This repository contains code for a text classification experiment using embeddings for the Luganda text corpus. In this experiment, we utilized Support Vector Machine (SVM) as the classification model and performed hyper-parameter tuning to optimize its performance. Due to limitations imposed by the Cohere API for free users, the dataset was sampled to 500 samples for training and evaluation purposes.
- Model: Support Vector Machine (SVM)
- Data: Luganda Text Corpus
- Data Size: 500 samples (due to API limitations)

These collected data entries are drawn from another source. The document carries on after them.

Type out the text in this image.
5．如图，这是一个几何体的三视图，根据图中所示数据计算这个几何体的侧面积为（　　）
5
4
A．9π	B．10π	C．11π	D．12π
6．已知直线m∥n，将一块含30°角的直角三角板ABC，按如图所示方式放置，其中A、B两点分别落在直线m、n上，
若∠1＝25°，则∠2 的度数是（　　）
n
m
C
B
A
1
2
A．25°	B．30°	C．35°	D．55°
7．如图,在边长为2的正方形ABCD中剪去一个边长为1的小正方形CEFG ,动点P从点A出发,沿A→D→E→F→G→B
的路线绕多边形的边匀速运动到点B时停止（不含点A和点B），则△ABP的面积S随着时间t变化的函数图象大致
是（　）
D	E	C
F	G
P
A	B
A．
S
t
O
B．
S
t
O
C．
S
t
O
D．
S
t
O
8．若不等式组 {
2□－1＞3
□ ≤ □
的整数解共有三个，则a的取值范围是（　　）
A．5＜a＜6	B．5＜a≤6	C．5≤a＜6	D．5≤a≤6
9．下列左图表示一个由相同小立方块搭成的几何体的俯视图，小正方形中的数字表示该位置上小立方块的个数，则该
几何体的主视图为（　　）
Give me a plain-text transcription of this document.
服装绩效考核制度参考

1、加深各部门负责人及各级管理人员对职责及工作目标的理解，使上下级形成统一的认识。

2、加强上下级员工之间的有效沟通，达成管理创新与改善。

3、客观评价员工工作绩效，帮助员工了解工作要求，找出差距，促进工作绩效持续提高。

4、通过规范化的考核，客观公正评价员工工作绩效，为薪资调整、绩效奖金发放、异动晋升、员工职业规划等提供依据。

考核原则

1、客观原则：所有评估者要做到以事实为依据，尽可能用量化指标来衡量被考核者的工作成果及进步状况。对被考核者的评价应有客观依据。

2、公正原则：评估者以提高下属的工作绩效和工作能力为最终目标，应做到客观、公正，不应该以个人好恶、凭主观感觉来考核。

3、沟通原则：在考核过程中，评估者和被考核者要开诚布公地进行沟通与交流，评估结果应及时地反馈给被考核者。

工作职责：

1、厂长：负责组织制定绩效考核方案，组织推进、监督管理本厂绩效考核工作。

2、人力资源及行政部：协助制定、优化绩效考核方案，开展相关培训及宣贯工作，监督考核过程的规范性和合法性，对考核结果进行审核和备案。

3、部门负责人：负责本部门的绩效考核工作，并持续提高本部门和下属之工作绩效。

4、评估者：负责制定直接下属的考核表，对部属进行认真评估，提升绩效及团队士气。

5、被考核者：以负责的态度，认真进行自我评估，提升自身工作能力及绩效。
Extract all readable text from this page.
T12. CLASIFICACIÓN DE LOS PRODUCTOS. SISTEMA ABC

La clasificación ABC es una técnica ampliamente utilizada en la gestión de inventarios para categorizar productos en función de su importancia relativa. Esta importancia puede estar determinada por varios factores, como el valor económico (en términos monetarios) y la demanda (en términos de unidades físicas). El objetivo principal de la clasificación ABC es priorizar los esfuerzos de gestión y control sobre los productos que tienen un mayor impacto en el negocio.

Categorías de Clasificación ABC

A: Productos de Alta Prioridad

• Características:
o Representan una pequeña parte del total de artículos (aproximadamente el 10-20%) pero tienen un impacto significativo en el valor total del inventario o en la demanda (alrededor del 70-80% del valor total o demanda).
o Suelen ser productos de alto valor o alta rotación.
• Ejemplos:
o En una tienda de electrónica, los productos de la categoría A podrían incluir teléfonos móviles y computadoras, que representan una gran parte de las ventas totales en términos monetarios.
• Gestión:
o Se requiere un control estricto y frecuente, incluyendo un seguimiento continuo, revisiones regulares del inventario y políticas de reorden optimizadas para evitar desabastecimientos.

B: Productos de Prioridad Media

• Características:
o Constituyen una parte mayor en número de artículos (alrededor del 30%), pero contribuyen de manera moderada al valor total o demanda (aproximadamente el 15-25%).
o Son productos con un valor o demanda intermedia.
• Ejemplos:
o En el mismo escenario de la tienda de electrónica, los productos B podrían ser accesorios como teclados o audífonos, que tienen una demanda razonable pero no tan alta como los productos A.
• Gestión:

- Embeddings: Utilized embeddings for text representation
- Validation Accuracy: 45.6%
-
Data Sampling: Due to limitations in the Cohere API for free users, the Luganda text corpus was sampled to 500 data points for the experiment.
-
Text Embeddings: Text data was converted into embeddings to enable numerical representation for the SVM model. Embeddings play a crucial role in capturing semantic meanings of words and phrases, enhancing the model's understanding of the text.
-
Model Selection: SVM was chosen as the classification model due to its effectiveness in text classification tasks and its ability to handle high-dimensional data like embeddings.
-
Hyper-parameter Tuning: Hyper-parameter tuning was performed to optimize the SVM model's performance. Various hyper-parameters such as C, kernel type, and gamma were tuned to achieve the best results.
-
Training and Evaluation: The model was trained on the sampled dataset and evaluated using validation data. The validation accuracy obtained was 45.6%, indicating the model's ability to correctly classify Luganda text samples.